Councillor David Davis argued against giving final approval to a project that permits house construction on agricultural land in return for creating a buffer between the urban and rural zones.

21-year saga ends as Murrayville subdivision approved

Land parcel one of three affected by Langley Township's Supreme Court victory.

A debate over development of an 11-acre Murrayville farm site came to an end Monday with its final approval by Langley Township council, 21 years after the owners first applied to build housing on two agricultural properties near 216 Street and 44 Avenue.

The matter ended up in court when the regional Metro Vancouver authority said the proposal, known as the “Hendricks et al” development, violated regional growth strategy limits and sued the Township.

Metro also sued Langley over two other housing developments it said were beyond the power of the municipality to approve; the University District and the Wall farm projects near Trinity Western.

In March of this year, B.C. Supreme Court Justice Neena Sharma dismissed the Metro lawsuit and upheld the approval of all three projects.

Sharma said the Metro regional growth strategy, which aims to control urban growth, was only guidelines expressing policy, not enforceable laws.

That cleared the way for final approval of the Hendricks development, 21 residential lots with a 15-metre landscape “buffer” to be built between the new homes and the protected farmland to the south.

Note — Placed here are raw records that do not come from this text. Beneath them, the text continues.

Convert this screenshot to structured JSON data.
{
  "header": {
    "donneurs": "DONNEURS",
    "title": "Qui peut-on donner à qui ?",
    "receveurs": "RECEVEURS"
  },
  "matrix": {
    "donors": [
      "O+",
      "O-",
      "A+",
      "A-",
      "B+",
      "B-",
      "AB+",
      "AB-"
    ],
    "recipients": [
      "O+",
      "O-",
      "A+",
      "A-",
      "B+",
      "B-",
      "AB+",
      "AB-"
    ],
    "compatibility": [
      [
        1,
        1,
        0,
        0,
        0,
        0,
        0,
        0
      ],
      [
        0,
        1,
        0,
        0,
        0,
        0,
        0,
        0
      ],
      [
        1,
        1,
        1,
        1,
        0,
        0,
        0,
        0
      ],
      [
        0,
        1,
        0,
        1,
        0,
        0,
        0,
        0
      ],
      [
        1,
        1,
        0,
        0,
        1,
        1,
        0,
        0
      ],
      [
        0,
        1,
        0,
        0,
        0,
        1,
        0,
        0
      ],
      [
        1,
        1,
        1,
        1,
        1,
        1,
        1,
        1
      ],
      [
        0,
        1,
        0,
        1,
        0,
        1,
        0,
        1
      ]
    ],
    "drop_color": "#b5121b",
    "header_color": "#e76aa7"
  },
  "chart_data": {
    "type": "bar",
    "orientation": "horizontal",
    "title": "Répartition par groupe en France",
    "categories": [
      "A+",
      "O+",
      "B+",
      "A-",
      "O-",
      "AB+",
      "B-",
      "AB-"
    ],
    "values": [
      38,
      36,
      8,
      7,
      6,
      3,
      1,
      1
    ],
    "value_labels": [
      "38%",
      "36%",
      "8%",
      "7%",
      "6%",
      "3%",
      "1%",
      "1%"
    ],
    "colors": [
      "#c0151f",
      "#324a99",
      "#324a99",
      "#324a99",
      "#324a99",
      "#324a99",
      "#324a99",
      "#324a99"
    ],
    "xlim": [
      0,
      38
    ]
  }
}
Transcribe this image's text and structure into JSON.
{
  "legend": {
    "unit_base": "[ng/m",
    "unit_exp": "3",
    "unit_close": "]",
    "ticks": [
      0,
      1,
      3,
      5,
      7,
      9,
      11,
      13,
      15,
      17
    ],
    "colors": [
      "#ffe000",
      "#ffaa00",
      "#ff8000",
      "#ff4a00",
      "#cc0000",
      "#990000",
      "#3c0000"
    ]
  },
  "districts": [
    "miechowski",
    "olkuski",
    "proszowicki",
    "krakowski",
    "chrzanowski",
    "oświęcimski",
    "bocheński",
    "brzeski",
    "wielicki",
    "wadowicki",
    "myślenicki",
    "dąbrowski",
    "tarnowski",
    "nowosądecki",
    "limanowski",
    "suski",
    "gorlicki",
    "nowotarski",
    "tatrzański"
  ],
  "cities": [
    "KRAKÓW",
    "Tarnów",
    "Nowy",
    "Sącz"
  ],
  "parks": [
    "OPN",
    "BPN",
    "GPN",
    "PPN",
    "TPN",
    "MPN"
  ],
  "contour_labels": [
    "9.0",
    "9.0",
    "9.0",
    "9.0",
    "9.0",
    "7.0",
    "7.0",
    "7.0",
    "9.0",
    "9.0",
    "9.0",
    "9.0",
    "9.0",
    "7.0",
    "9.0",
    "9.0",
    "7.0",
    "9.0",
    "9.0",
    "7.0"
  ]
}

The Hendricks et al properties used to be part of the protected land within the Agricultural Land Reserve (ALR), but the provincial agency in charge of the ALR, the Agricultural Land Commission, approved its exclusion after several applications by the owners in 1993, 2003 and 2009.

At the Monday evening Township council meeting, there was one last debate before the vote.

Councillors Michelle Sparrow and David Davis were the only voices raised against the proposal.

“This just sets a precedent, and shows that that if you try hard enough and ask enough times and spend enough money, that eventually you will be able to develop your agricultural lands,” Sparrow said.

Davis said the Township could lose “thousands of acres” of farmland if more buffers are allowed.

“Stop cutting farmland out,” Davis said.

Councillor Charlie Fox was among the majority who voted for the proposal, saying the land, a former horse training facility, was “unfarmable” in part because it is located next to an urban residential neighbourhood.

Councillor Kim Richter said the “agricultural quality of the land is not high” and pending changes to provincial agricultural laws make buffers “absolutely critical” to reduce conflict between urban residents and farmers.

Councillor Bev Dornan said the site was a “perfect spot” for a buffer that would protect both the rural and urban communities.

Councillor Steve Ferguson said he was “looking forward to this thing finally being resolved” after so much time.

Mayor Jack Froese said it was time to “see that this chapter is closed and we move on.”

However, there will be at least one more round of legal wrangling.

In April, Metro Vancouver applied to the B.C. Court of Appeal to overturn the Supremo Court decisions on the Hendricks, University District and Wall developments.

The hearing of the Metro court challenge is scheduled for Dec. 8, 9 and 10 at the Court of Appeal in Vancouver.